Ternyata ku dengar Antum begini dan begini. Terserah Antum. Hidup, hidup
Antum ini kok.”.
“Anti cemburu?”.
“Nggak kok!! Cuman sedih aja dengan
diri sendiri!! Terlalu memakai perasaan. Harusnya udah tahu dari awal
seperti ini. Nggak kenapa-kenapa kok, semuanya kan udah seperti ini. Za…
mendoakan Antum dengannya bahagia. Semoga kalian berjodoh!!” Aku
melebarkan senyum di antara tangisan yang deras padamu.
“Anti nggak
kenapa-napa?”. Ku gelengkan kepalaku. “Ana sama dia, ust Ana yang
jodohin Ana! Tapi Ana belum tahu, masa depan masih panjang, Ana masih
kuliah, masih lama untuk menikah. Jodoh kan siapa yang tahu, mungkin
sama anti mungkin sama dia wallahu’alam…” katamu.
Sekarang
aku tahu apa yang harus aku lakukan setelah mendengar perkataanmu ini.

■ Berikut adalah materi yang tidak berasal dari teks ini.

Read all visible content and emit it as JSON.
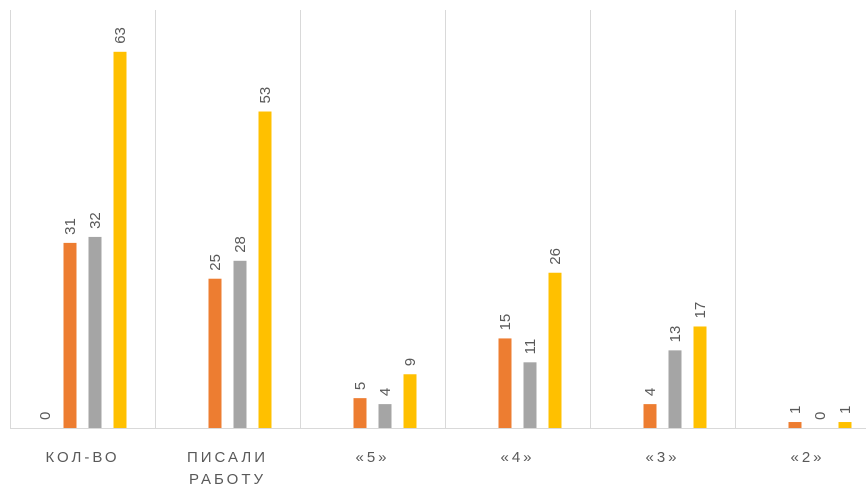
{
  "chart_data": {
    "type": "bar",
    "categories": [
      "КОЛ-ВО",
      "ПИСАЛИ РАБОТУ",
      "«5»",
      "«4»",
      "«3»",
      "«2»"
    ],
    "series": [
      {
        "color": "#4472c4",
        "values": [
          0,
          null,
          null,
          null,
          null,
          null
        ]
      },
      {
        "color": "#ed7d31",
        "values": [
          31,
          25,
          5,
          15,
          4,
          1
        ]
      },
      {
        "color": "#a5a5a5",
        "values": [
          32,
          28,
          4,
          11,
          13,
          0
        ]
      },
      {
        "color": "#ffc000",
        "values": [
          63,
          53,
          9,
          26,
          17,
          1
        ]
      }
    ],
    "ylim": [
      0,
      70
    ]
  }
}
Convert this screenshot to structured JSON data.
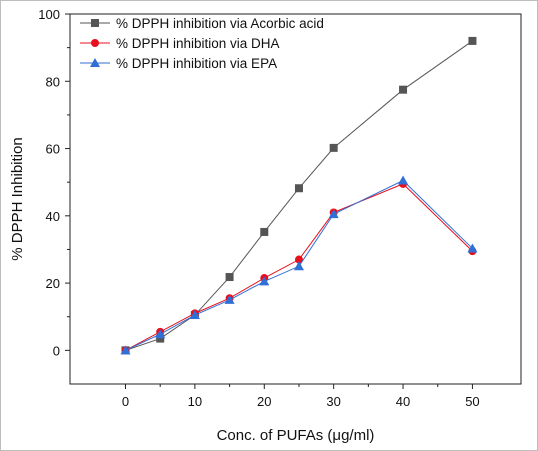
{
  "chart_data": {
    "type": "line",
    "x": [
      0,
      5,
      10,
      15,
      20,
      25,
      30,
      40,
      50
    ],
    "xlabel": "Conc. of PUFAs (μg/ml)",
    "ylabel": "% DPPH Inhibition",
    "xlim": [
      -8,
      57
    ],
    "ylim": [
      -10,
      100
    ],
    "x_ticks": [
      0,
      10,
      20,
      30,
      40,
      50
    ],
    "y_ticks": [
      0,
      20,
      40,
      60,
      80,
      100
    ],
    "x_tick_labels": [
      "0",
      "10",
      "20",
      "30",
      "40",
      "50"
    ],
    "y_tick_labels": [
      "0",
      "20",
      "40",
      "60",
      "80",
      "100"
    ],
    "grid": false,
    "legend_position": "top-left",
    "series": [
      {
        "name": "% DPPH inhibition via Acorbic acid",
        "marker": "square",
        "color": "#555555",
        "values": [
          0,
          3.5,
          10.5,
          21.8,
          35.2,
          48.2,
          60.2,
          77.5,
          92.0
        ]
      },
      {
        "name": "% DPPH inhibition via DHA",
        "marker": "circle",
        "color": "#e8101e",
        "values": [
          0,
          5.5,
          11.0,
          15.5,
          21.5,
          27.0,
          41.0,
          49.5,
          29.5
        ]
      },
      {
        "name": "% DPPH inhibition via EPA",
        "marker": "triangle",
        "color": "#2f6fd6",
        "values": [
          0,
          4.8,
          10.5,
          15.0,
          20.5,
          25.0,
          40.5,
          50.5,
          30.3
        ]
      }
    ]
  }
}
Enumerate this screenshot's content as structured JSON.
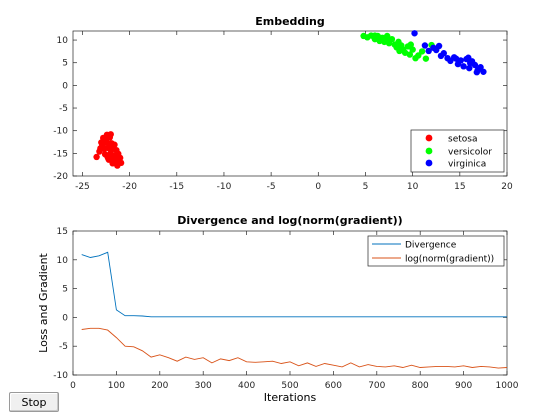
{
  "chart_data": [
    {
      "type": "scatter",
      "title": "Embedding",
      "xlim": [
        -26,
        20
      ],
      "ylim": [
        -20,
        12
      ],
      "xticks": [
        -25,
        -20,
        -15,
        -10,
        -5,
        0,
        5,
        10,
        15,
        20
      ],
      "yticks": [
        10,
        5,
        0,
        -5,
        -10,
        -15,
        -20
      ],
      "grid": false,
      "legend_position": "bottom-right",
      "series": [
        {
          "name": "setosa",
          "color": "#ff0000",
          "points": [
            [
              -23.5,
              -15.8
            ],
            [
              -23.2,
              -14.6
            ],
            [
              -23.0,
              -12.6
            ],
            [
              -22.9,
              -13.3
            ],
            [
              -22.8,
              -11.6
            ],
            [
              -22.7,
              -14.0
            ],
            [
              -22.6,
              -15.2
            ],
            [
              -22.5,
              -12.2
            ],
            [
              -22.4,
              -10.9
            ],
            [
              -22.3,
              -13.8
            ],
            [
              -22.2,
              -16.4
            ],
            [
              -22.1,
              -11.5
            ],
            [
              -22.0,
              -14.9
            ],
            [
              -21.9,
              -12.8
            ],
            [
              -21.8,
              -17.2
            ],
            [
              -21.7,
              -15.6
            ],
            [
              -21.6,
              -13.1
            ],
            [
              -21.5,
              -16.8
            ],
            [
              -21.4,
              -14.3
            ],
            [
              -21.3,
              -17.7
            ],
            [
              -21.2,
              -15.1
            ],
            [
              -21.0,
              -16.0
            ],
            [
              -20.9,
              -17.1
            ],
            [
              -22.6,
              -11.9
            ],
            [
              -22.2,
              -12.9
            ],
            [
              -21.8,
              -14.0
            ],
            [
              -22.4,
              -15.5
            ],
            [
              -21.6,
              -16.3
            ],
            [
              -23.1,
              -13.9
            ],
            [
              -21.2,
              -16.9
            ],
            [
              -22.0,
              -10.8
            ],
            [
              -22.8,
              -12.9
            ],
            [
              -21.4,
              -15.3
            ],
            [
              -22.3,
              -16.0
            ],
            [
              -21.9,
              -13.7
            ]
          ]
        },
        {
          "name": "versicolor",
          "color": "#00ff00",
          "points": [
            [
              4.8,
              10.9
            ],
            [
              5.2,
              10.6
            ],
            [
              5.6,
              11.0
            ],
            [
              6.0,
              10.2
            ],
            [
              6.3,
              10.9
            ],
            [
              6.5,
              9.8
            ],
            [
              6.8,
              10.5
            ],
            [
              7.0,
              9.6
            ],
            [
              7.2,
              10.0
            ],
            [
              7.5,
              9.3
            ],
            [
              7.8,
              10.2
            ],
            [
              8.1,
              9.0
            ],
            [
              8.3,
              8.4
            ],
            [
              8.5,
              9.6
            ],
            [
              8.8,
              8.8
            ],
            [
              9.0,
              7.9
            ],
            [
              9.2,
              7.2
            ],
            [
              9.5,
              8.6
            ],
            [
              9.7,
              6.8
            ],
            [
              10.0,
              7.9
            ],
            [
              10.3,
              6.0
            ],
            [
              10.6,
              6.6
            ],
            [
              11.0,
              7.5
            ],
            [
              11.4,
              5.9
            ],
            [
              12.0,
              8.9
            ],
            [
              6.0,
              11.0
            ],
            [
              7.3,
              10.9
            ],
            [
              8.6,
              7.6
            ],
            [
              9.8,
              9.0
            ],
            [
              5.9,
              10.7
            ]
          ]
        },
        {
          "name": "virginica",
          "color": "#0000ff",
          "points": [
            [
              10.2,
              11.5
            ],
            [
              11.3,
              8.8
            ],
            [
              11.7,
              7.6
            ],
            [
              12.2,
              8.3
            ],
            [
              12.5,
              7.8
            ],
            [
              12.8,
              8.7
            ],
            [
              13.0,
              6.5
            ],
            [
              13.3,
              7.1
            ],
            [
              13.7,
              6.0
            ],
            [
              14.0,
              5.4
            ],
            [
              14.4,
              6.2
            ],
            [
              14.8,
              4.7
            ],
            [
              15.1,
              5.5
            ],
            [
              15.4,
              4.2
            ],
            [
              15.7,
              5.8
            ],
            [
              16.0,
              3.8
            ],
            [
              16.3,
              5.3
            ],
            [
              16.6,
              4.5
            ],
            [
              16.9,
              3.4
            ],
            [
              17.2,
              4.0
            ],
            [
              17.5,
              3.0
            ],
            [
              16.1,
              4.9
            ],
            [
              15.9,
              6.1
            ],
            [
              14.6,
              5.9
            ],
            [
              16.8,
              2.9
            ]
          ]
        }
      ]
    },
    {
      "type": "line",
      "title": "Divergence and log(norm(gradient))",
      "xlabel": "Iterations",
      "ylabel": "Loss and Gradient",
      "xlim": [
        0,
        1000
      ],
      "ylim": [
        -10,
        15
      ],
      "xticks": [
        0,
        100,
        200,
        300,
        400,
        500,
        600,
        700,
        800,
        900,
        1000
      ],
      "yticks": [
        15,
        10,
        5,
        0,
        -5,
        -10
      ],
      "grid": false,
      "legend_position": "top-right",
      "x": [
        20,
        40,
        60,
        80,
        100,
        120,
        140,
        160,
        180,
        200,
        220,
        240,
        260,
        280,
        300,
        320,
        340,
        360,
        380,
        400,
        420,
        440,
        460,
        480,
        500,
        520,
        540,
        560,
        580,
        600,
        620,
        640,
        660,
        680,
        700,
        720,
        740,
        760,
        780,
        800,
        820,
        840,
        860,
        880,
        900,
        920,
        940,
        960,
        980,
        1000
      ],
      "series": [
        {
          "name": "Divergence",
          "color": "#0072bd",
          "values": [
            10.9,
            10.4,
            10.7,
            11.3,
            1.3,
            0.3,
            0.3,
            0.25,
            0.1,
            0.1,
            0.1,
            0.1,
            0.1,
            0.1,
            0.1,
            0.1,
            0.1,
            0.1,
            0.1,
            0.1,
            0.1,
            0.1,
            0.1,
            0.1,
            0.1,
            0.1,
            0.1,
            0.1,
            0.1,
            0.1,
            0.1,
            0.1,
            0.1,
            0.1,
            0.1,
            0.1,
            0.1,
            0.1,
            0.1,
            0.1,
            0.1,
            0.1,
            0.1,
            0.1,
            0.1,
            0.1,
            0.1,
            0.1,
            0.1,
            0.1
          ]
        },
        {
          "name": "log(norm(gradient))",
          "color": "#d95319",
          "values": [
            -2.1,
            -1.9,
            -1.9,
            -2.2,
            -3.5,
            -5.0,
            -5.1,
            -5.8,
            -6.9,
            -6.5,
            -7.0,
            -7.6,
            -6.9,
            -7.3,
            -7.0,
            -7.9,
            -7.2,
            -7.5,
            -7.0,
            -7.7,
            -7.8,
            -7.7,
            -7.6,
            -8.0,
            -7.7,
            -8.4,
            -7.9,
            -8.5,
            -8.0,
            -8.3,
            -8.6,
            -7.9,
            -8.6,
            -8.2,
            -8.5,
            -8.6,
            -8.4,
            -8.7,
            -8.3,
            -8.7,
            -8.6,
            -8.5,
            -8.5,
            -8.6,
            -8.4,
            -8.7,
            -8.5,
            -8.6,
            -8.8,
            -8.7
          ]
        }
      ]
    }
  ],
  "stop_button": {
    "label": "Stop"
  }
}
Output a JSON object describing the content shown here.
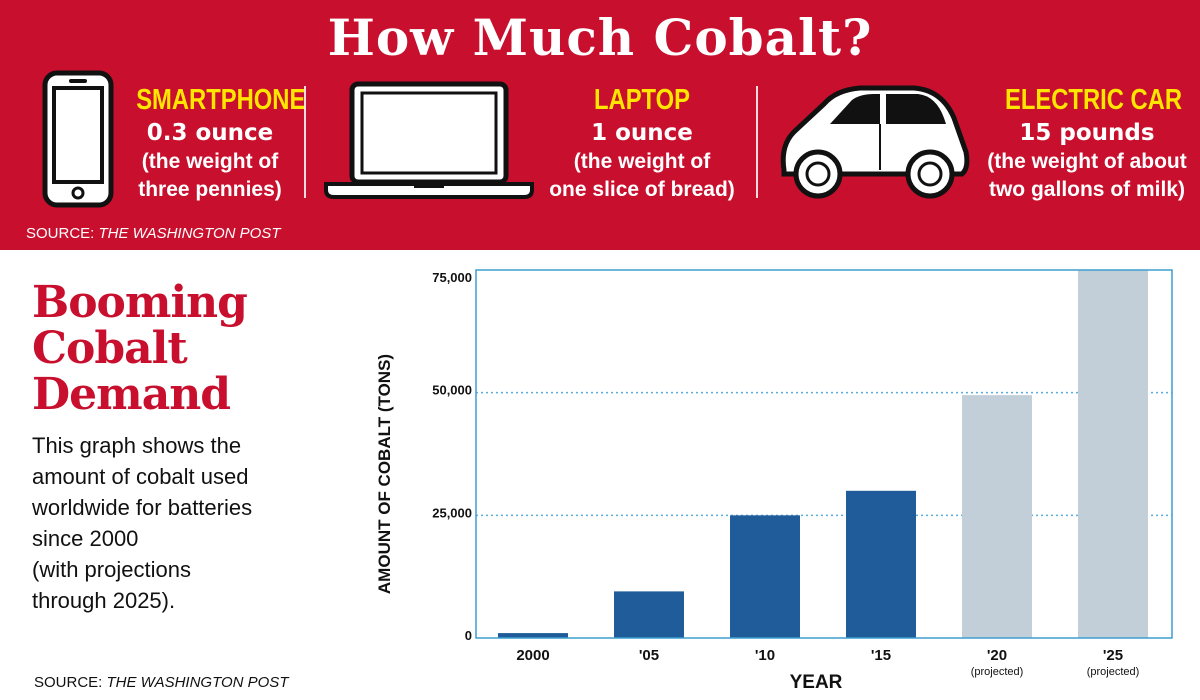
{
  "banner": {
    "title": "How Much Cobalt?",
    "source_prefix": "SOURCE: ",
    "source_name": "THE WASHINGTON POST",
    "devices": [
      {
        "label": "SMARTPHONE",
        "amount": "0.3 ounce",
        "compare_line1": "(the weight of",
        "compare_line2": "three pennies)",
        "icon": "smartphone-icon"
      },
      {
        "label": "LAPTOP",
        "amount": "1 ounce",
        "compare_line1": "(the weight of",
        "compare_line2": "one slice of bread)",
        "icon": "laptop-icon"
      },
      {
        "label": "ELECTRIC CAR",
        "amount": "15 pounds",
        "compare_line1": "(the weight of about",
        "compare_line2": "two gallons of milk)",
        "icon": "electric-car-icon"
      }
    ]
  },
  "panel": {
    "title_lines": [
      "Booming",
      "Cobalt",
      "Demand"
    ],
    "description_lines": [
      "This graph shows the",
      "amount of cobalt used",
      "worldwide for batteries",
      "since 2000",
      "(with projections",
      "through 2025)."
    ],
    "source_prefix": "SOURCE: ",
    "source_name": "THE WASHINGTON POST"
  },
  "colors": {
    "banner_red": "#c8102e",
    "label_yellow": "#ffe600",
    "actual_bar": "#1f5c99",
    "projected_bar": "#c3cfd8",
    "frame": "#3c9fcf",
    "gridline": "#5aaee0"
  },
  "chart_data": {
    "type": "bar",
    "categories": [
      "2000",
      "'05",
      "'10",
      "'15",
      "'20",
      "'25"
    ],
    "category_notes": [
      "",
      "",
      "",
      "",
      "(projected)",
      "(projected)"
    ],
    "values": [
      1000,
      9500,
      25000,
      30000,
      49500,
      77000
    ],
    "projected": [
      false,
      false,
      false,
      false,
      true,
      true
    ],
    "xlabel": "YEAR",
    "ylabel": "AMOUNT OF COBALT (TONS)",
    "ylim": [
      0,
      75000
    ],
    "yticks": [
      0,
      25000,
      50000,
      75000
    ],
    "ytick_labels": [
      "0",
      "25,000",
      "50,000",
      "75,000"
    ],
    "grid_values": [
      25000,
      50000
    ],
    "grid": "dotted horizontal"
  }
}
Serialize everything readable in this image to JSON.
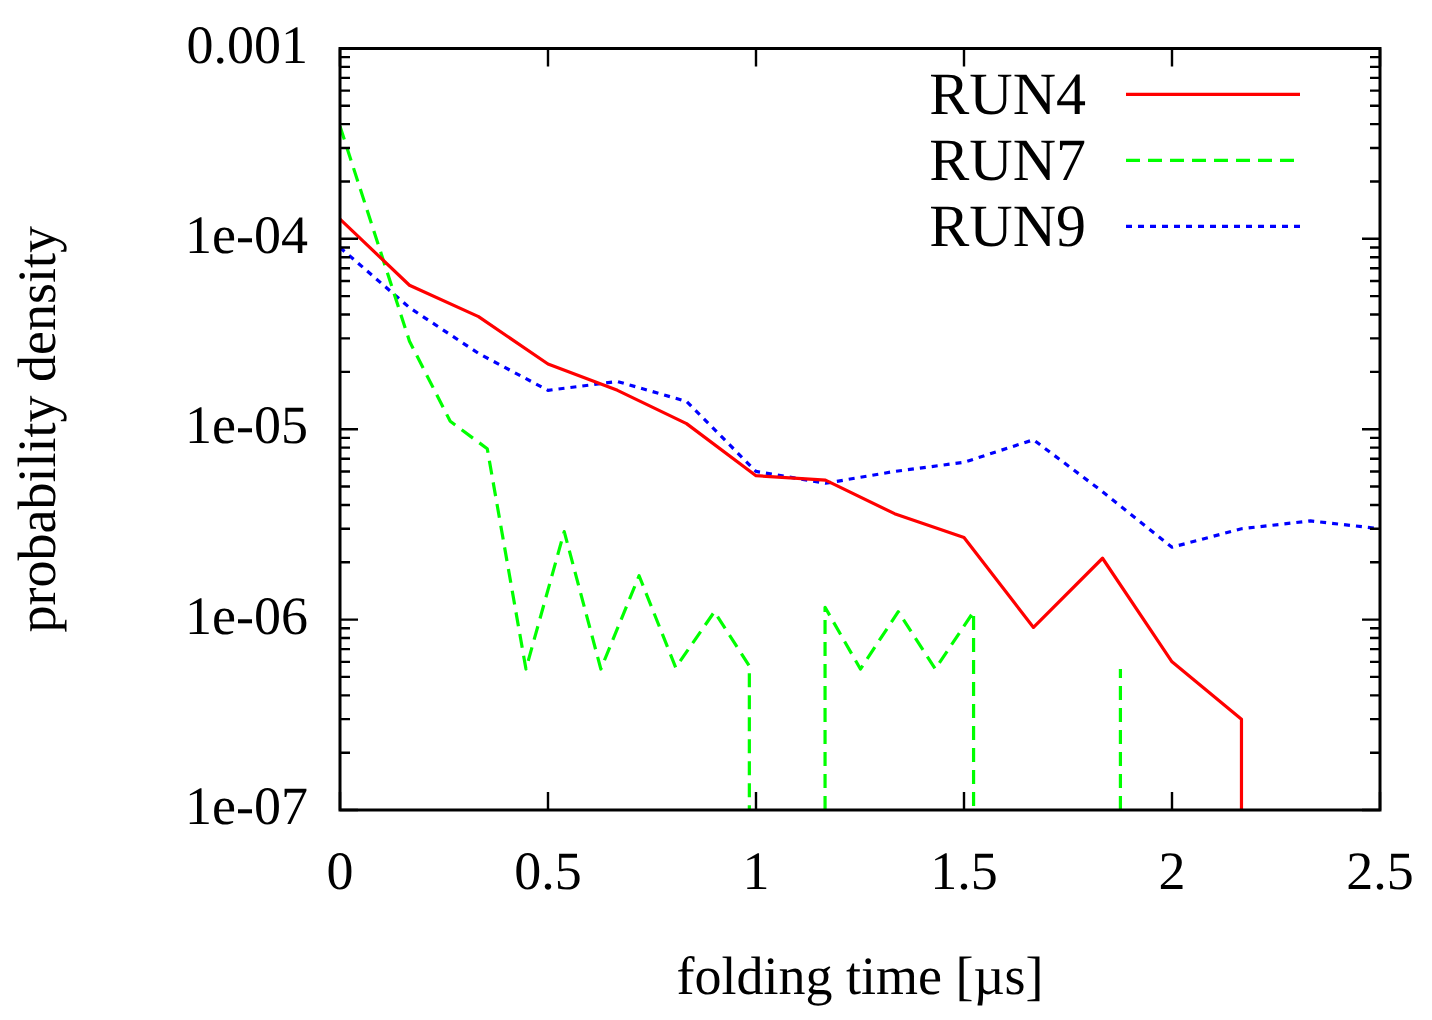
{
  "chart_data": {
    "type": "line",
    "xlabel": "folding time [µs]",
    "ylabel": "probability density",
    "log": "y",
    "grid": false,
    "legend": "top right",
    "marker": "none",
    "xlim": [
      0,
      2.5
    ],
    "xticks": [
      0,
      0.5,
      1,
      1.5,
      2,
      2.5
    ],
    "ylim": [
      1e-07,
      0.001
    ],
    "yticks": [
      {
        "value": 1e-07,
        "label": "1e-07"
      },
      {
        "value": 2e-07,
        "label": null
      },
      {
        "value": 3e-07,
        "label": null
      },
      {
        "value": 4e-07,
        "label": null
      },
      {
        "value": 5e-07,
        "label": null
      },
      {
        "value": 6e-07,
        "label": null
      },
      {
        "value": 7e-07,
        "label": null
      },
      {
        "value": 8e-07,
        "label": null
      },
      {
        "value": 9e-07,
        "label": null
      },
      {
        "value": 1e-06,
        "label": "1e-06"
      },
      {
        "value": 2e-06,
        "label": null
      },
      {
        "value": 3e-06,
        "label": null
      },
      {
        "value": 4e-06,
        "label": null
      },
      {
        "value": 5e-06,
        "label": null
      },
      {
        "value": 6e-06,
        "label": null
      },
      {
        "value": 7e-06,
        "label": null
      },
      {
        "value": 8e-06,
        "label": null
      },
      {
        "value": 9e-06,
        "label": null
      },
      {
        "value": 1e-05,
        "label": "1e-05"
      },
      {
        "value": 2e-05,
        "label": null
      },
      {
        "value": 3e-05,
        "label": null
      },
      {
        "value": 4e-05,
        "label": null
      },
      {
        "value": 5e-05,
        "label": null
      },
      {
        "value": 6e-05,
        "label": null
      },
      {
        "value": 7e-05,
        "label": null
      },
      {
        "value": 8e-05,
        "label": null
      },
      {
        "value": 9e-05,
        "label": null
      },
      {
        "value": 0.0001,
        "label": "1e-04"
      },
      {
        "value": 0.0002,
        "label": null
      },
      {
        "value": 0.0003,
        "label": null
      },
      {
        "value": 0.0004,
        "label": null
      },
      {
        "value": 0.0005,
        "label": null
      },
      {
        "value": 0.0006,
        "label": null
      },
      {
        "value": 0.0007,
        "label": null
      },
      {
        "value": 0.0008,
        "label": null
      },
      {
        "value": 0.0009,
        "label": null
      },
      {
        "value": 0.001,
        "label": "0.001"
      }
    ],
    "series": [
      {
        "name": "RUN4",
        "color": "#ff0000",
        "line_style": "solid",
        "x": [
          0,
          0.167,
          0.333,
          0.5,
          0.667,
          0.833,
          1,
          1.167,
          1.333,
          1.5,
          1.667,
          1.833,
          2,
          2.167,
          2.167
        ],
        "values": [
          0.000127,
          5.7e-05,
          3.9e-05,
          2.2e-05,
          1.6e-05,
          1.07e-05,
          5.7e-06,
          5.4e-06,
          3.6e-06,
          2.7e-06,
          9.1e-07,
          2.1e-06,
          6e-07,
          3e-07,
          1e-07
        ]
      },
      {
        "name": "RUN7",
        "color": "#00ff00",
        "line_style": "dashed",
        "x": [
          0,
          0.167,
          0.265,
          0.354,
          0.447,
          0.539,
          0.627,
          0.719,
          0.807,
          0.9,
          0.984,
          0.984,
          1.07,
          1.166,
          1.166,
          1.251,
          1.342,
          1.431,
          1.523,
          1.523,
          1.7,
          1.876,
          1.876
        ],
        "values": [
          0.00039,
          2.9e-05,
          1.1e-05,
          7.9e-06,
          5.5e-07,
          2.9e-06,
          5.5e-07,
          1.7e-06,
          5.6e-07,
          1.1e-06,
          5.7e-07,
          1e-07,
          null,
          1e-07,
          1.16e-06,
          5.5e-07,
          1.1e-06,
          5.5e-07,
          1.1e-06,
          1e-07,
          null,
          1e-07,
          5.5e-07
        ]
      },
      {
        "name": "RUN9",
        "color": "#0000ff",
        "line_style": "dotted",
        "x": [
          0,
          0.167,
          0.333,
          0.5,
          0.667,
          0.833,
          1,
          1.167,
          1.333,
          1.5,
          1.667,
          1.833,
          2,
          2.167,
          2.333,
          2.5
        ],
        "values": [
          9e-05,
          4.35e-05,
          2.5e-05,
          1.6e-05,
          1.78e-05,
          1.4e-05,
          6e-06,
          5.2e-06,
          6e-06,
          6.7e-06,
          8.8e-06,
          4.7e-06,
          2.4e-06,
          3e-06,
          3.3e-06,
          3e-06
        ]
      }
    ]
  }
}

“Tidak! Za tidak pernah punya niat untuk memiliki mimpi macam-macam
dengan Antum. Za yakin, kenapa ust Antum memilihkan dia untuk Antum,
karena mungkin dia memang baik untuk Antum. Maaf Za telah berkata banyak
pada Antum tadi. Sampaikan salam untuknya akhii. Pasti dia beruntung
kalau punya suami seperti Antum. Bilang maaf padanya, kalau aku pernah
dekat dengan Antum. Antum dan dia tak usah khawatir! Mulai sekarang,
saat ini juga, Za akan pergi!!!”. Ku pake helmku, ku hapus air mataku,
ku jalankan motorku dengan kecepatan tercepat. Aku tinggalkan kamu
dijalan itu agar kamu tidak sempat bicara apa-apa lagi. Aku bisa membaca
dari raut rupamu, kalau kamu ingin bilang bahwa kamu belum tentu
memilih dia. Tapi aku tidak bisa menerima, jika aku berada di antara dua
pilihan, aku pasti akan memilih untuk mundur. Selama 3 tahun, aku
mengira kalau kau setia dan akan menjaga ucapanmu tentangku. Biarkan
kisah jahiliyah kita menjadi pelajaran hidup bagiku. Kini bumi menjadi
saksi tentang patah hatiku yang sebenarnya sudah lama merindukanmu. Tapi
bumi lebih tahu kalau aku lebih merindukan untuk kembali menjadi aku
yang sebelum mengenalmu. Aku ingin kembali pada Tuhanku, yang selalu
setia dan aku tidak pernah kecewa karena mencintai-Nya.
Ya
Allah…yang maha memiliki bentuk cinta hakiki, aku mencintaimu lebih
dari pada dia dan siapapun. Aku ikhlaskan dia memilih cinta yang lain.
Aku akan sabar menanti siapa calon imamku nanti. Untuk calon imamku,
maaf aku pernah berbuat curang padamu.